(All Album Reviews by Oreb)
There are two things you need to do before you listen to 200 Motels. First forget the dated, boring movie. Second dump any expectations you may have of revelling in Zappa the Guitarist. Other than a couple of memorable moments, there is nothing in this music remotely like, say Hot Rats. Zappa’s instrument here is the Orchestra and he plays it like a master.
200 Motels fits into the experimental category of Frank’s work. It is really an extended modern classical composition that uses the occasional rock track as an element to contrast with the more challenging material that surrounds it. If all you want from Frank is “Dina-Mo-Hum” or some admittedly numerous sniggers at Flo and Eddie’s sexual fantasies, then this is not the album for you.

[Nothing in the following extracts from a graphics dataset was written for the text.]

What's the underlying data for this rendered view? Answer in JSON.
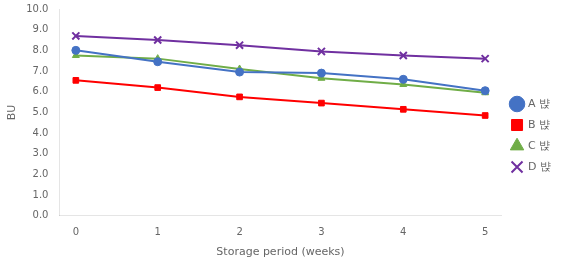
{
  "chart_data": {
    "type": "line",
    "x_label": "Storage period (weeks)",
    "y_label": "BU",
    "x": [
      0,
      1,
      2,
      3,
      4,
      5
    ],
    "series": [
      {
        "name": "A 뱑",
        "color": "#4472C4",
        "marker": "circle",
        "values": [
          8.0,
          7.45,
          6.95,
          6.9,
          6.6,
          6.05
        ]
      },
      {
        "name": "B 뱑",
        "color": "#FF0000",
        "marker": "square",
        "values": [
          6.55,
          6.2,
          5.75,
          5.45,
          5.15,
          4.85
        ]
      },
      {
        "name": "C 뱑",
        "color": "#70AD47",
        "marker": "triangle",
        "values": [
          7.75,
          7.6,
          7.1,
          6.65,
          6.35,
          5.95
        ]
      },
      {
        "name": "D 뱑",
        "color": "#7030A0",
        "marker": "x",
        "values": [
          8.7,
          8.5,
          8.25,
          7.95,
          7.75,
          7.6
        ]
      }
    ],
    "xlim": [
      -0.2,
      5.2
    ],
    "xticks": [
      0,
      1,
      2,
      3,
      4,
      5
    ],
    "ylim": [
      0,
      10
    ],
    "yticks": [
      {
        "value": 0,
        "label": "0.0"
      },
      {
        "value": 1,
        "label": "1.0"
      },
      {
        "value": 2,
        "label": "2.0"
      },
      {
        "value": 3,
        "label": "3.0"
      },
      {
        "value": 4,
        "label": "4.0"
      },
      {
        "value": 5,
        "label": "5.0"
      },
      {
        "value": 6,
        "label": "6.0"
      },
      {
        "value": 7,
        "label": "7.0"
      },
      {
        "value": 8,
        "label": "8.0"
      },
      {
        "value": 9,
        "label": "9.0"
      },
      {
        "value": 10,
        "label": "10.0"
      }
    ],
    "grid": false,
    "legend": "right",
    "background_color": "#ffffff"
  }
}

Instead, this is in a direct line from pieces like Lumpy Gravy and “The Return of the Son of Monster Magnet”, as well as being a precursor of The Perfect Stranger and The Yellow Shark.
The number of short tracks here can initially mask the fact that there are a number of quite distinct longer compositions going on, sometimes incorporating the rock numbers, sometimes separated by them. Tracks 3 to 8 on the first disc, for example, make up a classical sonata form. “The Dance of the Rock & Roll Interviewers”, a percussive piece which sounds to me to have a strong Varčse influence is the “first subject” and the mournful “This Town Is a Sealed Tuna Sandwich” the “second subject”. Tracks 5 and 6 are the “development” section of the sonata, track 7 the recapitulation and track 8 the coda. It’s worth programming those tracks separately to hear what I mean.
There are so many other highlights: the interplay between piano and percussion in “Redneck Eats”: (Ian Underwood really shining here), the menacing drone of “Mysterioso”, the avant-garde nightmare of tracks 9 to 17 on the second disc: a single extended composition, again, but one which avoids any classical structure, emphasising instead a gradual disintegration until the crazed resolution of “Strictly Genteel”.
The rock songs are no slouch either. “Lonesome Cowboy Burt” besides winding Zappa up in court on “obscenity” charges (God they were innocent days!) is truly funny, “Magic Fingers” features great guitar work and both “She Painted Up Her Face” and “What Will This Evening Bring Me This Morning” feature some of Zappa’s most melodic vocal lines.
I think this is a brilliant piece of work: the most successful meeting of rock band and orchestra I have ever heard, because the rock composer, rather than trotting out staid cliches from the late Romantics, challenges the orchestral musicians on the unfamiliar ground of contemporary classical writing. Ben Watson’s great book “Frank Zappa: The Negative Dialectics of Poodle Play” looks at the album in a lot of detail, and is well worth tracking down. It points out much that is going on beneath the surface and convincingly argues that 200 Motels is a serious surrealistic work (in the radical, dangerous sense of that over-used word). It’s not an easy read, but then again, this album isn’t an easy listen. Still, don’t let that stop you.